Spark-ignited kernel dynamics in fine ethanol sprays and their relations with minimum ignition energy

TL;DR

This study uses detailed simulations to analyze spark ignition in ethanol sprays, revealing how droplet size, mixture composition, and ignition energy influence flame development and minimum ignition energy.

Contribution

It introduces a new framework for understanding spark-ignited ethanol spray flames, including the concepts of ECF, flame ER, and the effects of droplet size and mixture composition on ignition.

Findings

Re-ignition occurs for fuel droplets of 15 μm in rich and lean mixtures.

Two categories of spray flames are identified: homogeneous and heterogeneous.

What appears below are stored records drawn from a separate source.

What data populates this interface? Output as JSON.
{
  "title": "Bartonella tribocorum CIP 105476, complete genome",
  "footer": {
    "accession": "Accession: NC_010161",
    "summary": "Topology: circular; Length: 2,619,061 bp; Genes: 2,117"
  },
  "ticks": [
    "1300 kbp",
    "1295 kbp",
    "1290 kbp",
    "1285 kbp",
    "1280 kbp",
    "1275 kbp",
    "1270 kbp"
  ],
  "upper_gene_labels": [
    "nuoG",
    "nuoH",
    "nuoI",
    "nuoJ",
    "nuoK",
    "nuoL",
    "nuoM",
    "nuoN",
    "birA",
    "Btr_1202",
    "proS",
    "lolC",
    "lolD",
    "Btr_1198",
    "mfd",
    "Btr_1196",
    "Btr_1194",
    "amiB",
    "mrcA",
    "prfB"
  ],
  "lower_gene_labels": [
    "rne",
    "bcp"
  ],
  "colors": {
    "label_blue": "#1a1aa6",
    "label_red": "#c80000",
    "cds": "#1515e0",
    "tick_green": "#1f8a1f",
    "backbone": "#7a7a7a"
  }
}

Minimum ignition energy varies with gas composition and equivalence ratio.

Abstract

Spark ignition of ethanol droplet/vapor/air mixture is studied with a Eulerian-Eulerian method and detailed chemical mechanism. The flame kernel-droplet interaction is quantified with an evaporation completion front (ECF). Two categories of spray flames can hence be defined based on the relative location between the ECF and flame front, i.e., homogeneous and heterogeneous spray flames. An element-based equivalence ratio (ER) at the flame front (flame ER for short) is introduced to measure the gas composition in evaporating sprays. For overall fuel-lean mixtures, quasi-stationary spherical flame (QSSF) occurs due to lean flame ER and the composition at the QSSF front is homogeneous. For overall fuel-rich two-phase mixtures, re-ignition, after the spark-ignited kernel fails, is observed when the droplet diameter is 15 {\mu}m for fuel sprays with both fuel-lean and fuel-rich background gas. This is due to rich flame ER and/or strong evaporative heat loss. Meanwhile, the kernel is born in a heterogeneous mixture and transition into homogeneous state is found. For both overall lean and rich two-phase mixtures, fuel droplets affect the ignitability and flame trajectories. Moreover, ignition energy affects the flame ER and front distance at the early stage of kernel development. Lastly, the minimum ignition energies (MIE) with different gas and overall ERs are investigated.